Photo by Jan Kopřiva on Unsplash

But more than that, plants clean the air. We often hear people refer to big cities as concrete jungles. Those concrete jungles create heat islands – areas in cities where the vastness of cement and concrete retain heat, making it all but impossible for those areas to cool off. The hotter those heat islands get, the worse the situation gets when it comes to climate change, global warming, and the release of greenhouse gasses.

Using Urban Agriculture to Embrace Green Roofs

The beauty of urban agriculture is that it encourages proponents to think outside of the box, and to look for available space – wherever it may be. And in metropolitan areas, rooftops may be one of those options. According to Michigan State University Green Roof Research, green roofs are a viable option for reducing the negative impact of constant urban development. They also yield the same economic, environmental, and social benefits as other urban agriculture endeavors.

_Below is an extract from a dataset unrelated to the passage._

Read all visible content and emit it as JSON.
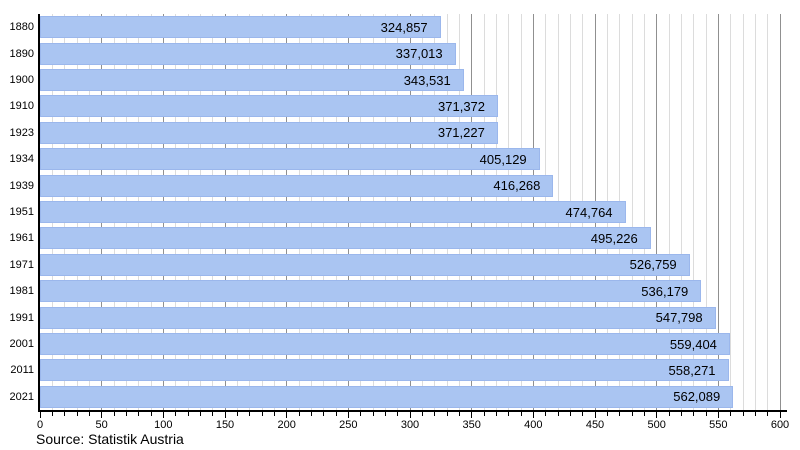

Image by cocoparissiene from Pixabay
  • Green roofs are useful for improving stormwater management because they reduce runoff, and they improve overall water quality.
  • Green roofs can provide substantial overall energy savings. Green roofs create a barrier that reduces the amount of heat that builds up on the roof and then enters the area below the roof, creating intolerably hot spaces below the roof that are challenging, if not impossible to cool.
  • Green roofs will extend the lifespan of roof membranes.
  • Green roofs are helpful for alleviating some of the impacts of the urban heat island effect.
  • Green roofs are efficient at buffering the inescapable non-stop, never-ending city noise level.
  • Green roofs combat air pollution by cutting off the release of carbon emissions. While a green roof may not obliterate air pollution, it may help reduce its impact.

Urban agriculture has the potential to eliminate food deserts that plague the most economically disadvantaged areas of cities. The fact that they exist is proof that cities haven’t addressed the problem or investigated possible solutions.